Unknowingly, that thick layer of colour that matches the brush handle so very well, contains a multitude of bacteria that laid on the upper layer of your skin, surrounding the freshly visible spots and white heads that you tackled years ago. Yep, always wash.


Rule Number Three – Oil. 

The greatest product I have used (other than the magical cream that the dermatologist prescribes), and that is the incredible 100% organic evening primrose oil. After a week, I can happily say that my skin has been thanking me for giving it a natural nutrient to help repair and restore itself.

Primrose oil is PERFECT for boosting the skin with Vitamin C and fatty acids that help to replenish and renourish the skin – in a way, it speeds up the repairing process of pigmentation and damage, perfect for that time period after a spot has left the skin and you’re left with that awkward dark brown patch that you never expected.
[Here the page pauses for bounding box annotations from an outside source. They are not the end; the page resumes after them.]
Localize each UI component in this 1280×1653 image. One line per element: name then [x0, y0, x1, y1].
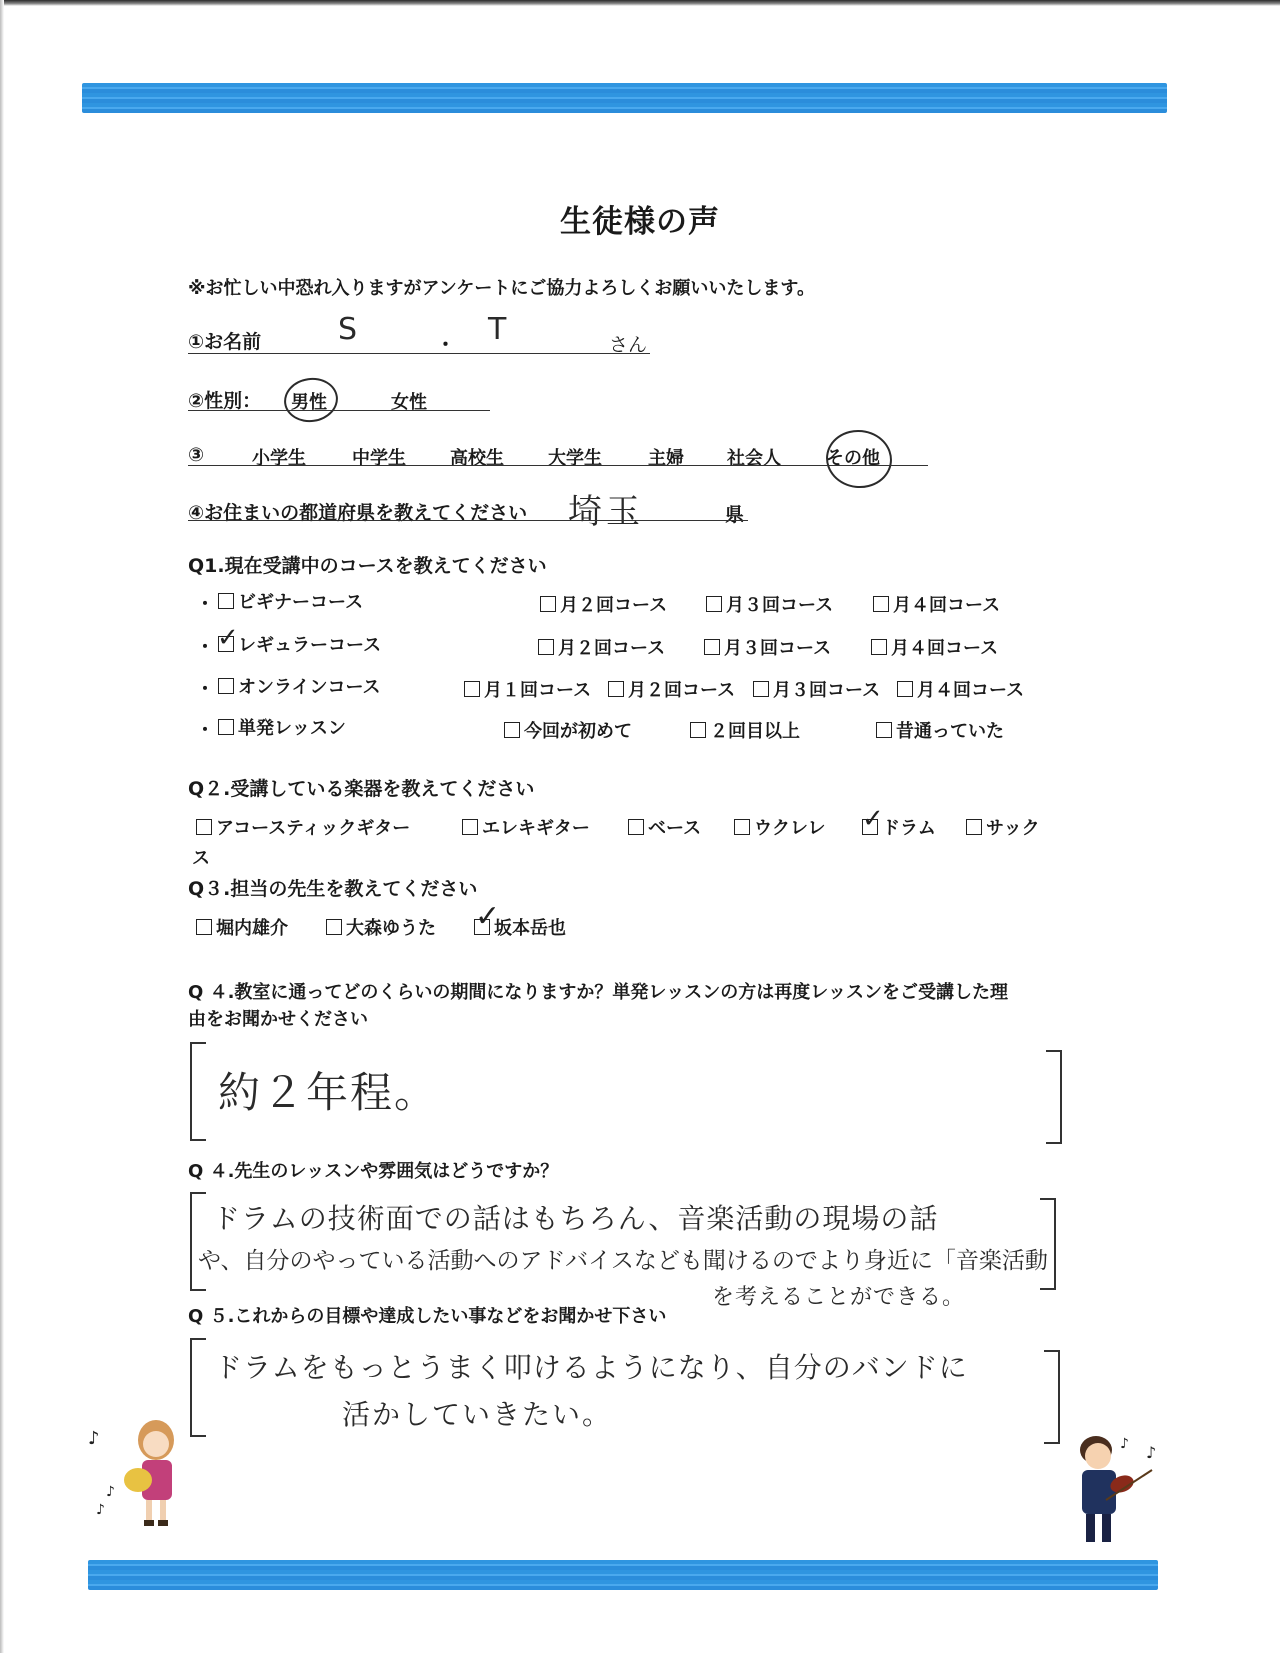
q5-answer-line1: ドラムをもっとうまく叩けるようになり、自分のバンドに	[214, 1351, 968, 1384]
instrument-electric-guitar[interactable]	[462, 814, 590, 840]
checkbox[interactable]	[218, 593, 234, 609]
survey-note: ※お忙しい中恐れ入りますがアンケートにご協力よろしくお願いいたします。	[188, 278, 815, 299]
gender-selected-circle	[281, 374, 341, 425]
instrument-label: ウクレレ	[754, 818, 826, 839]
scan-edge-left	[0, 0, 4, 1653]
checkbox[interactable]	[734, 819, 750, 835]
q4-period-heading-line2: 由をお聞かせください	[188, 1009, 368, 1030]
course-label: レギュラーコース	[238, 635, 382, 656]
option-label: 月２回コース	[560, 595, 668, 616]
music-note-icon: ♪	[96, 1502, 105, 1518]
checkbox[interactable]	[706, 596, 722, 612]
teacher-label: 大森ゆうた	[346, 918, 436, 939]
course-single[interactable]	[218, 714, 346, 740]
name-underline	[188, 353, 650, 354]
checkbox[interactable]	[704, 639, 720, 655]
checkbox[interactable]	[218, 719, 234, 735]
gender-option-female[interactable]: 女性	[391, 392, 427, 413]
q4-period-answer: 約２年程。	[218, 1068, 439, 1117]
checkbox[interactable]	[462, 819, 478, 835]
q1-bullet: ・	[196, 720, 214, 741]
course-online-once[interactable]	[464, 676, 591, 702]
man-face-icon	[1085, 1443, 1111, 1469]
man-suit-icon	[1082, 1470, 1116, 1514]
answer-bracket-right	[1044, 1350, 1060, 1444]
checkbox[interactable]	[326, 919, 342, 935]
checkbox-checked[interactable]	[862, 804, 884, 835]
course-online-twice[interactable]	[608, 676, 735, 702]
category-option-other[interactable]: その他	[826, 448, 880, 469]
option-label: 月３回コース	[726, 595, 834, 616]
checkbox[interactable]	[504, 722, 520, 738]
q1-bullet: ・	[196, 637, 214, 658]
girl-leg-icon	[160, 1500, 166, 1522]
course-online-three[interactable]	[753, 676, 880, 702]
course-label: オンラインコース	[238, 677, 381, 698]
gender-label: ②性別：	[188, 390, 262, 412]
q4-atmosphere-answer-line2: や、自分のやっている活動へのアドバイスなども聞けるのでより身近に「音楽活動	[198, 1248, 1048, 1274]
option-label: 月３回コース	[773, 680, 881, 701]
checkbox[interactable]	[628, 819, 644, 835]
check-mark-icon: ✓	[862, 804, 884, 834]
course-single-repeat[interactable]	[690, 717, 800, 743]
teacher-label: 堀内雄介	[216, 918, 288, 939]
name-suffix: さん	[609, 334, 648, 356]
checkbox-checked[interactable]	[217, 623, 239, 653]
category-underline	[188, 465, 928, 466]
checkbox-checked[interactable]	[474, 899, 501, 935]
course-single-first[interactable]	[504, 717, 632, 743]
course-regular-three[interactable]	[704, 634, 831, 660]
prefecture-label: ④お住まいの都道府県を教えてください	[188, 502, 528, 524]
checkbox[interactable]	[897, 681, 913, 697]
instrument-label: サック	[986, 818, 1040, 839]
music-note-icon: ♪	[1146, 1443, 1157, 1462]
teacher-label: 坂本岳也	[494, 918, 566, 939]
q4-atmosphere-answer-line1: ドラムの技術面での話はもちろん、音楽活動の現場の話	[212, 1202, 939, 1235]
q2-heading: Q２.受講している楽器を教えてください	[188, 778, 535, 800]
checkbox[interactable]	[871, 639, 887, 655]
gender-option-male[interactable]: 男性	[291, 392, 327, 413]
instrument-label: エレキギター	[482, 818, 590, 839]
girl-with-horn-illustration	[86, 1408, 196, 1530]
horn-icon	[124, 1468, 152, 1492]
category-label: ③	[188, 444, 205, 466]
instrument-ukulele[interactable]	[734, 814, 826, 840]
checkbox[interactable]	[966, 819, 982, 835]
option-label: 昔通っていた	[896, 721, 1004, 742]
check-mark-icon: ✓	[217, 623, 239, 653]
category-option-high-school[interactable]: 高校生	[450, 448, 504, 469]
course-regular-twice[interactable]	[538, 634, 665, 660]
q5-heading: Q ５.これからの目標や達成したい事などをお聞かせ下さい	[188, 1306, 667, 1327]
option-label: 月３回コース	[724, 638, 832, 659]
instrument-drums[interactable]	[862, 804, 936, 840]
option-label: 月２回コース	[628, 680, 736, 701]
music-note-icon: ♪	[88, 1428, 100, 1449]
checkbox[interactable]	[873, 596, 889, 612]
man-leg-icon	[1086, 1514, 1095, 1542]
category-option-housewife[interactable]: 主婦	[648, 448, 684, 469]
teacher-omori[interactable]	[326, 914, 436, 940]
top-blue-band	[82, 83, 1167, 113]
check-mark-icon: ✓	[475, 899, 501, 934]
q4-atmosphere-answer-line3: を考えることができる。	[712, 1285, 966, 1310]
q1-bullet: ・	[196, 679, 214, 700]
q1-heading: Q1.現在受講中のコースを教えてください	[188, 555, 547, 577]
music-note-icon: ♪	[1120, 1436, 1129, 1452]
instrument-acoustic-guitar[interactable]	[196, 814, 410, 840]
name-label: ①お名前	[188, 331, 262, 353]
name-value-initial-1: S	[338, 312, 358, 347]
course-label: ビギナーコース	[238, 592, 364, 613]
instrument-bass[interactable]	[628, 814, 701, 840]
prefecture-value: 埼玉	[568, 492, 644, 532]
course-beginner-twice[interactable]	[540, 591, 667, 617]
course-regular-four[interactable]	[871, 634, 998, 660]
answer-bracket-right	[1046, 1050, 1062, 1144]
bottom-blue-band	[88, 1560, 1158, 1590]
page-title: 生徒様の声	[560, 204, 720, 240]
teacher-horiuchi[interactable]	[196, 914, 288, 940]
course-online[interactable]	[218, 673, 381, 699]
option-label: ２回目以上	[710, 721, 800, 742]
scan-edge-top	[0, 0, 1280, 6]
option-label: 月２回コース	[558, 638, 666, 659]
course-beginner-three[interactable]	[706, 591, 833, 617]
name-dot: ・	[436, 334, 456, 356]
answer-bracket-left	[190, 1042, 206, 1141]
category-option-working[interactable]: 社会人	[727, 448, 781, 469]
girl-face-icon	[143, 1431, 169, 1457]
checkbox[interactable]	[196, 819, 212, 835]
course-online-four[interactable]	[897, 676, 1024, 702]
option-label: 今回が初めて	[524, 721, 632, 742]
q1-bullet: ・	[196, 594, 214, 615]
prefecture-suffix: 県	[725, 504, 745, 526]
q4-period-heading-line1: Q ４.教室に通ってどのくらいの期間になりますか？単発レッスンの方は再度レッスンをご受講した理	[188, 982, 1009, 1003]
checkbox[interactable]	[690, 722, 706, 738]
checkbox[interactable]	[196, 919, 212, 935]
checkbox[interactable]	[538, 639, 554, 655]
course-beginner[interactable]	[218, 588, 363, 614]
music-note-icon: ♪	[106, 1484, 115, 1500]
q5-answer-line2: 活かしていきたい。	[342, 1398, 613, 1431]
option-label: 月４回コース	[917, 680, 1025, 701]
girl-shoe-icon	[158, 1520, 168, 1526]
checkbox[interactable]	[608, 681, 624, 697]
option-label: 月４回コース	[891, 638, 999, 659]
option-label: 月４回コース	[893, 595, 1001, 616]
instrument-label: ドラム	[882, 818, 936, 839]
checkbox[interactable]	[540, 596, 556, 612]
instrument-sax[interactable]	[966, 814, 1040, 840]
checkbox[interactable]	[218, 678, 234, 694]
category-option-elementary[interactable]: 小学生	[252, 448, 306, 469]
instrument-sax-wrap: ス	[192, 848, 210, 869]
course-label: 単発レッスン	[238, 718, 346, 739]
man-leg-icon	[1102, 1514, 1111, 1542]
checkbox[interactable]	[876, 722, 892, 738]
instrument-label: アコースティックギター	[216, 818, 411, 839]
gender-underline	[188, 410, 490, 411]
q3-heading: Q３.担当の先生を教えてください	[188, 878, 478, 900]
girl-shoe-icon	[144, 1520, 154, 1526]
course-beginner-four[interactable]	[873, 591, 1000, 617]
category-option-junior-high[interactable]: 中学生	[352, 448, 406, 469]
checkbox[interactable]	[464, 681, 480, 697]
man-with-violin-illustration	[1062, 1430, 1172, 1552]
category-selected-circle	[823, 427, 895, 492]
category-option-university[interactable]: 大学生	[548, 448, 602, 469]
checkbox[interactable]	[753, 681, 769, 697]
name-value-initial-2: T	[488, 312, 507, 347]
teacher-sakamoto[interactable]	[474, 899, 566, 940]
course-single-past[interactable]	[876, 717, 1004, 743]
q4-atmosphere-heading: Q ４.先生のレッスンや雰囲気はどうですか？	[188, 1161, 559, 1182]
prefecture-underline	[188, 520, 748, 521]
girl-leg-icon	[146, 1500, 152, 1522]
option-label: 月１回コース	[484, 680, 592, 701]
instrument-label: ベース	[648, 818, 702, 839]
course-regular[interactable]	[217, 623, 382, 657]
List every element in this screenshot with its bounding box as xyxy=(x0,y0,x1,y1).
Rule Number Five – Pain is Pleasure. 

It’s that pain that you know is good for you – that sharp stinging pain that makes your eyes water but secretly, you know it’s doing good. The pain of Dermo-rolling. A small plastic/metallic roller covered in tiny spikes, this little device helps to raise blood to the service of your skin -creating small holes in the top layer – the blood rising speeds up the repair process of damage, helping to repair scaring and pigmentation.

There are a lot of different thickness’ for demo-rolling, all dependent on the thickness of your skin – combined with primrose oil, this is has been the perfect pairing this week, to really calm down my skin and offer it emergency care.


Bonus points – Retinol. 

Now this isn’t for the faint hearted, nor the perfect skin. Retinol is the sister product to medically prescribed Retinoid, and should be used with care. Retinol is a form of Vitamin A – it increases the skin cell turnover, stimulate collagen and elastin production, helping to calm skin irritation, stay hydrated and reduce hyper-pigmentation.

However, because of making the skin a little more sensitive, it is ALWAYS recommended to use sunscreen of SPF 30 or higher after the use of retinol.. even when there is no sun. We don’t want any more skin damage than what we have already.

I always say I’m no expert. This is purely notes made from my own research and awareness, as these products are one step away from the high street skin care we are all used to – after years of using the products I found in Tescos, or on the front shelf on Boots, I decided to choose the alternative route and really look into what will actually help and support my skin, rather than hinder it. I am in the process of working on my skin; renewing it and really letting it restore itself. This is only the start.